From: Michael Everson (everson@evertype.com)
Date: Sun Dec 02 2007 - 04:39:52 CST

  • Next message: Christopher Fynn: "Re: Unicode 5.1, Egyptian Transliteration, and Fonts"

    At 10:14 +0000 2007-12-02, Charles wrote:
    >Michael Everson wrote:
    >
    > >2. U+0313 cannot be used for the Egyptological Yod because its case
    > >behaviour in Greek does not apply to Latin or Cyrillic. In Latin and
    > >Cyrillic, U+0313 sits atop both uppercase and lowercase letters. This
    > >happens in natural orthographies for minority languages.
    >
    >The same could be argued for U+0301 yet this already serves as the acute
    >accent when used with Latin script, positioned above capital letters, and as
    >the tonos or oxia accent when used with Greek script, positioned to the left
    >of capital letters. Similarly U+0300 serves both as the Latin acute accent
    >and the Greek varia accent. These combining marks also behave differently
    >when used for Vietnamese. Script/Language dependent behaviour of combining
    >accents is already a feature of Unicode, so U+0313 should be able to
    >function as both the Greek spiritus lenis and as a diacritic for composing
    >the Egyptological Yod when used with Latin script.

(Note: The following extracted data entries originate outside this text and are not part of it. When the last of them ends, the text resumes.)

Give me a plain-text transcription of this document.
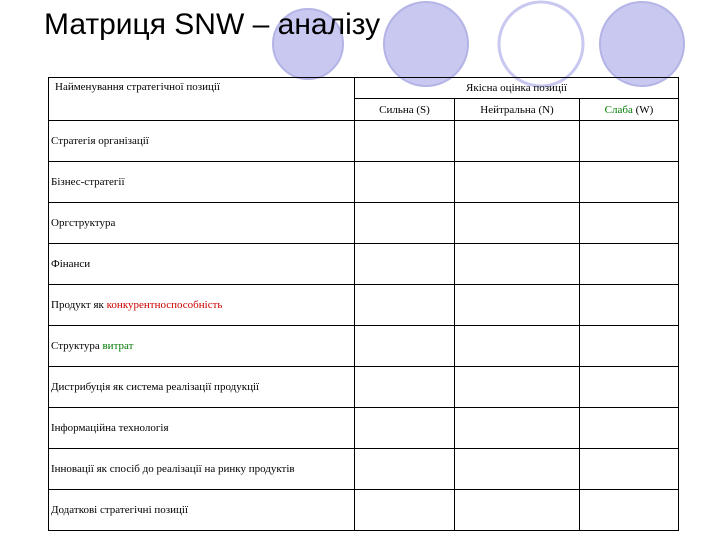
Матриця SNW – аналізу
Найменування стратегічної позиції	Якісна оцінка позиції		
	Сильна (S)	Нейтральна (N)	Слаба (W)
Стратегія організації			
Бізнес-стратегії			
Оргструктура			
Фінанси			
Продукт як конкурентноспособність			
Структура витрат			
Дистрибуція як система реалізації продукції			
Інформаційна технологія			
Інновації як спосіб до реалізації на ринку продуктів			
Додаткові стратегічні позиції			
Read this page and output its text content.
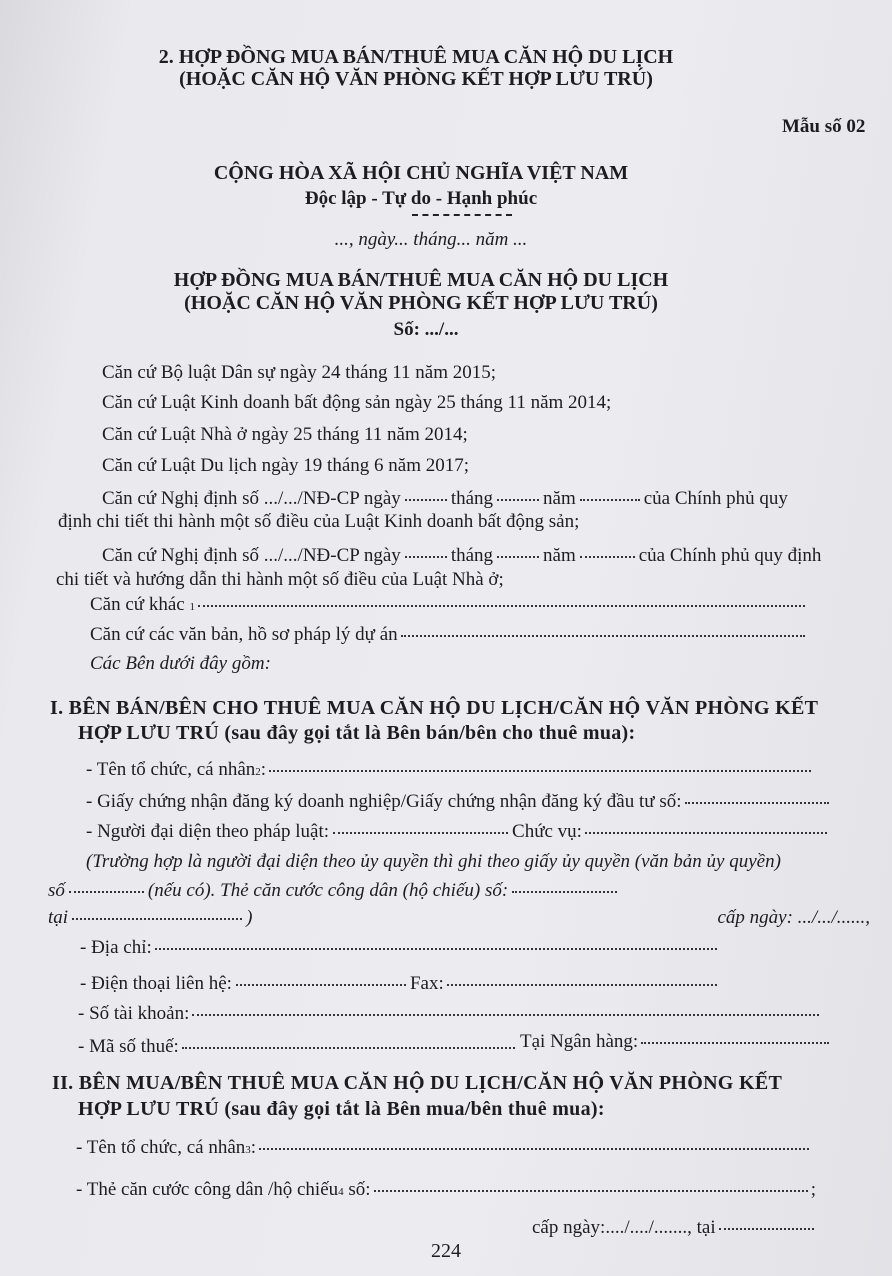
2. HỢP ĐỒNG MUA BÁN/THUÊ MUA CĂN HỘ DU LỊCH
(HOẶC CĂN HỘ VĂN PHÒNG KẾT HỢP LƯU TRÚ)
Mẫu số 02
CỘNG HÒA XÃ HỘI CHỦ NGHĨA VIỆT NAM
Độc lập - Tự do - Hạnh phúc
..., ngày... tháng... năm ...
HỢP ĐỒNG MUA BÁN/THUÊ MUA CĂN HỘ DU LỊCH
(HOẶC CĂN HỘ VĂN PHÒNG KẾT HỢP LƯU TRÚ)
Số: .../...
Căn cứ Bộ luật Dân sự ngày 24 tháng 11 năm 2015;
Căn cứ Luật Kinh doanh bất động sản ngày 25 tháng 11 năm 2014;
Căn cứ Luật Nhà ở ngày 25 tháng 11 năm 2014;
Căn cứ Luật Du lịch ngày 19 tháng 6 năm 2017;
Căn cứ Nghị định số .../.../NĐ-CP ngày	tháng	năm	của Chính phủ quy
định chi tiết thi hành một số điều của Luật Kinh doanh bất động sản;
Căn cứ Nghị định số .../.../NĐ-CP ngày	tháng	năm	của Chính phủ quy định
chi tiết và hướng dẫn thi hành một số điều của Luật Nhà ở;
Căn cứ khác
1
Căn cứ các văn bản, hồ sơ pháp lý dự án
Các Bên dưới đây gồm:
I. BÊN BÁN/BÊN CHO THUÊ MUA CĂN HỘ DU LỊCH/CĂN HỘ VĂN PHÒNG KẾT
HỢP LƯU TRÚ (sau đây gọi tắt là Bên bán/bên cho thuê mua):
- Tên tổ chức, cá nhân 2 :
- Giấy chứng nhận đăng ký doanh nghiệp/Giấy chứng nhận đăng ký đầu tư số:
- Người đại diện theo pháp luật:	Chức vụ:
(Trường hợp là người đại diện theo ủy quyền thì ghi theo giấy ủy quyền (văn bản ủy quyền)
số	(nếu có). Thẻ căn cước công dân (hộ chiếu) số:
tại	)	cấp ngày: .../.../......,
- Địa chỉ:
- Điện thoại liên hệ:	Fax:
- Số tài khoản:
Tại Ngân hàng:
- Mã số thuế:
II. BÊN MUA/BÊN THUÊ MUA CĂN HỘ DU LỊCH/CĂN HỘ VĂN PHÒNG KẾT
HỢP LƯU TRÚ (sau đây gọi tắt là Bên mua/bên thuê mua):
- Tên tổ chức, cá nhân 3 :
- Thẻ căn cước công dân /hộ chiếu 4
số:	;
cấp ngày:..../..../.......,
tại
224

    You have not understood.

    u+0301 and U+0313 both sit in front of capital Greek letters and atop
    small Greek letters.

    u+0301 and U+0313 both sit atop capital and small Latin letters.

    The required behaviour is for something like U+0313 to sit in front
    of capital Latain letters and atop small Latin letters. U+0313 can't
    do that, since it already has a behaviour in Latin.

    Language-tagging for "Egyptological transliteration" is not, I think,
    an option. The proposed solution, to use U+0486, works quite well.